Authors:Sue James
Last updated:2024-07-01
Hope is the thing …
Marc Bloomfield
Description: Parliament (iStock_sedmak)
With the general election fast approaching as I write, it is hard not to mention it, but equally hard to cover it without a crystal ball (despite claims of a forthcoming landslide victory for Labour). By the time you read this, you will have the benefit of knowing – but I don’t. Fingers crossed!
Having been at the front line of legal advice for much of the past 14 years of coalition and Conservative government (and for many before that), I hope that the people with lived experience of the austerity agenda – those pernicious policies and cuts to social and public services – will vote for change. I hope that those who have witnessed the effects of the austerity agenda – and even those who haven’t but understand its effect – will do the same.

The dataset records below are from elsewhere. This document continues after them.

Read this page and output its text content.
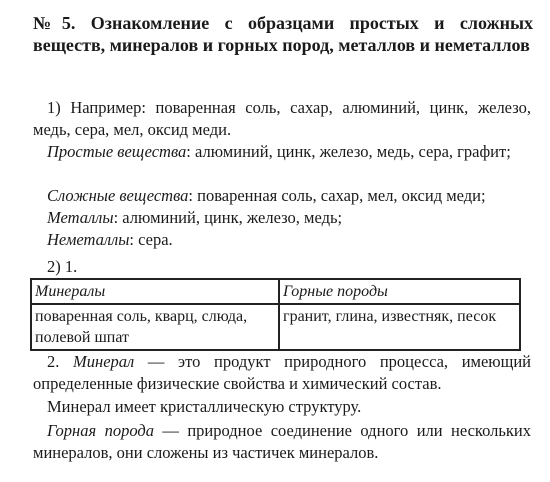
№5. Ознакомление с образцами простых и сложных веществ, минералов и горных пород, металлов и неметаллов

1) Например: поваренная соль, сахар, алюминий, цинк, железо, медь, сера, мел, оксид меди.

Простые вещества: алюминий, цинк, железо, медь, сера, графит;

Сложные вещества: поваренная соль, сахар, мел, оксид меди;

Металлы: алюминий, цинк, железо, медь;

Неметаллы: сера.

2) 1.

Минералы	Горные породы
поваренная соль, кварц, слюда, полевой шпат	гранит, глина, известняк, песок

2. Минерал — это продукт природного процесса, имеющий определенные физические свойства и химический состав.

Минерал имеет кристаллическую структуру.

Горная порода — природное соединение одного или нескольких минералов, они сложены из частичек минералов.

When a friend, a doctor in the NHS, said to me recently that the justice system has suffered worse cuts than the health service, it gave me a glimmer of hope that the wider public are starting to take notice. The Guardian has reported that nearly 19,000 NHS patients were left waiting for three days in A&E over the period of April 2023 to March 2024, but we don’t have similar data for justice, or an understanding of the direct and indirect cuts in the justice budget. This chronic lack of resources has an impact across all of our lives and, as Lady Hale said at the launch of the newly formed Leicester Community Advice and Law Centre (LCALC – see page 4 of this issue): ‘It isn’t just another public service like rubbish collection or cutting the grass … it is more than that, it is an essential function of government.’
It is always a pleasure to listen to Lady Hale, and good to know that she is in the House of Lords. Although unelected, the Lords are prepared to fight against those pernicious policies of government and to speak out, as Lady Hale did on funding:
Our justice system is not properly resourced despite the secretary of state for justice swearing an oath to do so. I have watched innumerable secretaries of state swear that oath, and I sympathise with some of the recent incumbents, who do understand but have found it difficult to claw back resources which were given up in austerity. The justice system has been deprived of 40 per cent of resources during the years of austerity, a greater level of cuts than any public-facing department. Totally shocking.
‘Hope’ is defined in the Oxford English Dictionary as ‘a feeling of expectation and desire for a particular thing to happen’. I have a desire for change in the election but not an expectation that any new government will be the answer to the problems that we have in the justice system. I believe that hope, and then change, lies in the power of community, and that is why I worked for so long in the Law Centre movement, and why I have been instrumental in the development of two, first in Ealing and then in North Wales. Law Centres use the law as a tool for social change in their communities and community is power.
Margaret Mead said: ‘Never doubt that a small group of thoughtful, committed citizens can change the world. Indeed, it is the only thing that ever has.’ In my experience, this is true. Just last weekend, I was in Llandudno at the third strategy day of the (now renamed) North Wales Community Law (we can’t be a Law Centre yet as we had problems with recruiting). I was reminded that the first meeting to set up the centre in North Wales was in January 2017. Since then, there has been a steady gathering of like-minded people from across Wales and England who have the desire for change and have come together in the hope that, as a community, we can bring it for those who need access to social welfare law advice in the north of Wales (it has definitely done that in Ealing).
Lady Hale called on everyone at the LCALC launch to do what they could to protect and preserve the rule of law, of which access to justice is an important part. I repeat that call. No matter which party wins, access to justice is too important to leave it to the politicians.